On s'est scandalisé de ce que Cécile Duflot, interrogée sur la position au sujet des drogues du parti qu'elle dirige encore temporairement, ait exprimé celle-ci.

Il y a en France — mais pas seulement, le problème existe dans la plupart des pays occidentaux — le refus d'un débat démocratique sur la question des drogues. Qu'on se hasarde à critiquer les politiques actuellement menées , et on est immédiatement taxé d'« angélisme », accusé de donner un « mauvais signal » et n'avoir que faire de la « morale ».

Une petite rétrospective historique. De 1919 à 1933, les États-Unis d'Amérique ont prohibé l'alcool, au nom de la morale chrétienne ou encore de la protection des femmes et des enfants contre les maris alcooliques qui dépensent l'argent du ménage au bar, une décision qualifiée de « noble expérimentation ». J'ignore si cet objectif de protection des familles a été rempli, mais en revanche il est clair qu'il y a eu des effets secondaires, notamment le développement d'un trafic à grande échelle pour ces produits prohibés consommés par une partie importante de la population. Qui dit trafic illicite dit, d'une part, des produits frelatés et dangereux pour les consommateurs, d'autre part, des luttes d'influence entre trafiquants. De fait, la prohibition a suscité le développement de la mafia et du gangstérisme. Pour lutter contre cette criminalité organisée, les autorités ont dû mettre en place des forces de police conséquentes, d'où d'ailleurs l'expansion des activités policières du gouvernement fédéral (services ancêtres des actuels FBI et BATF), bien entendu à des coûts considérables (prisons de haute sécurité telle qu'Alcatraz, procédures judiciaires, etc.). On a finalement abandonné la prohibition en raison de ses coûts, mais la mafia s'est vite rabattue sur d'autres drogues illicites.

Le parallèle avec la société française actuelle est évident. Certes, on ne se tue pas en France à la mitraillette comme on le faisait dans le Chicago d'Al Capone — du moins pas encore — mais il est manifeste que la délinquance liée à la drogue déstructure des familles, des quartiers, et coûte considérablement à la collectivité (police, justice, prisons). Rappelons que nous sommes dans une période de récession et que nous devrons prochainement faire des choix budgétaires déchirants ! Enfin, comment ne pas évoquer les risques encourus par les citoyens ordinaires qui peuvent se retrouver pris dans des querelles de gangs ?

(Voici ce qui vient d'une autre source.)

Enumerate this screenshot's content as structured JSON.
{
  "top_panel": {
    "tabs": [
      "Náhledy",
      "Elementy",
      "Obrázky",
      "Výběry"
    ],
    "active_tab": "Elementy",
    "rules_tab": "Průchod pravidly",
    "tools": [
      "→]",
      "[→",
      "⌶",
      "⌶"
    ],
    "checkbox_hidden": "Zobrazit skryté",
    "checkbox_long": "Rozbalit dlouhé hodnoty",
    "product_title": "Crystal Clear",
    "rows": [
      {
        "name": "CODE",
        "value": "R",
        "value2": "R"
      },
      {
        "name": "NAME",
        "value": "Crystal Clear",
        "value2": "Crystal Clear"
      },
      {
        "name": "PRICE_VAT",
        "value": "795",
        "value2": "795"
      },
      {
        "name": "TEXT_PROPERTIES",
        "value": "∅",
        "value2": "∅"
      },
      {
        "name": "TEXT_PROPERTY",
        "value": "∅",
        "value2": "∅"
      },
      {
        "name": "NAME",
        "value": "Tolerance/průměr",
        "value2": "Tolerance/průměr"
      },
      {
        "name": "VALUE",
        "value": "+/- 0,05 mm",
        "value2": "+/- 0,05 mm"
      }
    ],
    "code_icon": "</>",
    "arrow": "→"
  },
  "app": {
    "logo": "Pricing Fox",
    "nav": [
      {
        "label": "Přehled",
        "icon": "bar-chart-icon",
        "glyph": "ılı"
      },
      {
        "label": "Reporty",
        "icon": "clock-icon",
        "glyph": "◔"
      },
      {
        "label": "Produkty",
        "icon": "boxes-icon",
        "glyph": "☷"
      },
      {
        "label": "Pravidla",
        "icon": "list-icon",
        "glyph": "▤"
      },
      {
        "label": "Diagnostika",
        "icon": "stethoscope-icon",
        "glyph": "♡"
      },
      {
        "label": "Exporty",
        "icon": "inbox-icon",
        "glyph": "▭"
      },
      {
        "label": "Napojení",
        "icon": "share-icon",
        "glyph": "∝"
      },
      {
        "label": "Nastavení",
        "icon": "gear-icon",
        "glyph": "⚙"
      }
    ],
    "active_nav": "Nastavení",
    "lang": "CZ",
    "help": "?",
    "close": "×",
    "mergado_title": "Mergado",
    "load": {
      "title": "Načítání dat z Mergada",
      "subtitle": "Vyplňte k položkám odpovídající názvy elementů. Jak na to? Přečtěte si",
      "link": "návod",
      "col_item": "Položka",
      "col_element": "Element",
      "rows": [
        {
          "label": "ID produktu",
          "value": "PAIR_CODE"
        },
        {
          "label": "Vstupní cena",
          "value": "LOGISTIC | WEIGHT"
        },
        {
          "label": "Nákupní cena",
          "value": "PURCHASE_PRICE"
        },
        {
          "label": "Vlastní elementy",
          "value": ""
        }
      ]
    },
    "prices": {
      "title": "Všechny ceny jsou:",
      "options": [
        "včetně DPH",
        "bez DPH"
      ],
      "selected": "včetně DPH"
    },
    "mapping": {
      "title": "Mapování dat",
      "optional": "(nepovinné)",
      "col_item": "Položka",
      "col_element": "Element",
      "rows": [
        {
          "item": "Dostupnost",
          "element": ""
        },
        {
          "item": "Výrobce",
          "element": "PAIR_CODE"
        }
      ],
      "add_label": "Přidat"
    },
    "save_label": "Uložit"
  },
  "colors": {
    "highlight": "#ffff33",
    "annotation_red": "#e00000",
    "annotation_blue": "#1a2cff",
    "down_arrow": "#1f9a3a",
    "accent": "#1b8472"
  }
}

La guerre menée en Occident contre les drogues a également des conséquences néfastes dans d'autres pays. En Colombie, les cartels de la drogue contrôlent une partie du territoire et corrompent la classe politique; la drogue pose également des problèmes en Colombie et au Pérou. Nous pourrions bien sûr évoquer l'Afghanistan et le financement du terrorisme par le trafic de drogue. Enfin, comment ne pas parler de la guerre civile qui ne dit pas son nom dans le nord du Mexique, pays qui a la malchance d'être sur la route de l'importatiion illicite de drogue aux États-Unis ?

L'angélisme, il me semble, consiste à ne pas mesurer sincèrement les conséquences néfastes des politiques publiques engagées, que ce soit chez nous ou dans des pays plus pauvres. L'immoralité, c'est justement de refuser la responsabilité des politiques engagées.

Il est donc plus que temps que nous débattions franchement des problèmes politiques, au lieu de parler de « morale » et de « signaux », qui signent plutôt le vide de la réflexion.